Democratic Socialist Councilmember Greg Casar has been the most active member of the body in support of such measures. Casar posted the following on his Facebook page earlier this week:

“I haven’t been anywhere near a crowd in months. But today, I joined demonstrators because we must protect and honor #BlackLives.

 

I also recognize I have a position of responsibility, and that marching in the streets is not nearly enough for me to do. So:

 

I’ve sponsored a proposal that does the following:

 

– Bans tear gas and impact munitions (like those “bean bags” full of lead that did so much damage to Brad Levi Ayala and Justin Howell) against protesters.

 

– Bans chokeholds (#GeorgeFloyd RIP) and bans shooting people who are fleeing (#MikeRamos RIP).

 

– Bans Facial Recognition tech and other dangerous tactics as general policing tactics

 

– Re-writes our Use of Force rules, top to bottom, with community

 

– Begins eliminating military equipment from APD

 

**Furthermore, I am co-sponsoring my colleagues’ proposals to divert major amounts of dollars away from relying on policing as our main solution to social problems– and instead [direct] more funds into supporting our communities’ health and safety. We must do all this while supporting the call for current police leadership to resign.”
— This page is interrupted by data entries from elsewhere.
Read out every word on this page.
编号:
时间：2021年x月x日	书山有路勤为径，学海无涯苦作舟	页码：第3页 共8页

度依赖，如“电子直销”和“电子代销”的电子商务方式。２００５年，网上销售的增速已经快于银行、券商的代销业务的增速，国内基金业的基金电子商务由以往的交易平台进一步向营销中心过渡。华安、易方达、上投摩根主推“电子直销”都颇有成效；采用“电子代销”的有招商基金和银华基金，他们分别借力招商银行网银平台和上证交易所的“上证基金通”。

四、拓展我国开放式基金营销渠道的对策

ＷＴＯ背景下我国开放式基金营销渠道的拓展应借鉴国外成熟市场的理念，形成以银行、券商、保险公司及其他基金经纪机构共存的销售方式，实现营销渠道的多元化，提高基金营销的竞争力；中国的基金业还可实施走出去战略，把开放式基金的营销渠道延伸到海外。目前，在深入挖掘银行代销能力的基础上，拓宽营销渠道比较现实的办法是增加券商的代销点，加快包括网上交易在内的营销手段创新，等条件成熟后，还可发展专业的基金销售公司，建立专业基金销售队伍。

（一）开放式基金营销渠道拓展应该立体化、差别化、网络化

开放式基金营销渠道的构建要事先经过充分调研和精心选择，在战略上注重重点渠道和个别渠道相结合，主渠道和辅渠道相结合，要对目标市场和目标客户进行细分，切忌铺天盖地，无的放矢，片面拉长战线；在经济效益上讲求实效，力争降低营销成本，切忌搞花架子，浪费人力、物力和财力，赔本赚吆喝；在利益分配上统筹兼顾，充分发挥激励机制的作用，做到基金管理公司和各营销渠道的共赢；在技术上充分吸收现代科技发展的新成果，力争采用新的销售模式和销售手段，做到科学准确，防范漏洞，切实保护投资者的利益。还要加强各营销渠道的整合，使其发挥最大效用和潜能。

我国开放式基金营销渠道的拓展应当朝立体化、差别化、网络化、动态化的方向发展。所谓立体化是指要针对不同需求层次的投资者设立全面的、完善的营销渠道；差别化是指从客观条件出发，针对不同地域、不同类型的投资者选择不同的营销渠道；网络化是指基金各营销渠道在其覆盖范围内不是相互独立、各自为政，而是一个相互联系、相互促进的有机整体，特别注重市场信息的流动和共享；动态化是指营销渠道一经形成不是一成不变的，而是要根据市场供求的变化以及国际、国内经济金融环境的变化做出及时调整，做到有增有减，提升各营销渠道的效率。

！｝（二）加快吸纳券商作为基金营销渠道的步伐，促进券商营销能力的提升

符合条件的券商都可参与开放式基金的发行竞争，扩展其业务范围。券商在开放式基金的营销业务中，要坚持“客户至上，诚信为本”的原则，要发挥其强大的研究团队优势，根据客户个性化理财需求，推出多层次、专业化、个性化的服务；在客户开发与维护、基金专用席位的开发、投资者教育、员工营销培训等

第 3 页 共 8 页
Jimmy Flannigan, the former president of the Austin Gay and Lesbian Chamber of Commerce who was elected to the council in 2016, agreed with many of Casar’s proposals and said he thought the Austin Police Department could be cut by “more than $100 million.”

“My instinct is that there is going to be more than $100 million of improvement that we’re going to be able to find,” said Flannigan. “When I talk to my constituents about policing, they ask for more police to address their concerns because that is the only option they’ve ever been given to address their concerns. There are better options.”

Though Casar, Flannigan, and other council members back the changes, citizens and the Austin Police Association have said that, while they would welcome some reforms to procedures, the department should not be defunded and any funding decision by the council should at least be delayed.

“Institutional racism must be eliminated, and police procedures must be reviewed with vital reforms enacted to prevent this from happening in our community,” the APA said in a press release. “We are committed to having a frank conversation about necessary reforms. We cannot, however, in the heat of this very tender moment, move to defund the good men and women in our police force who are working the longest hours of their careers and doing an admirable job protecting their community during the most tumultuous time in our lives.”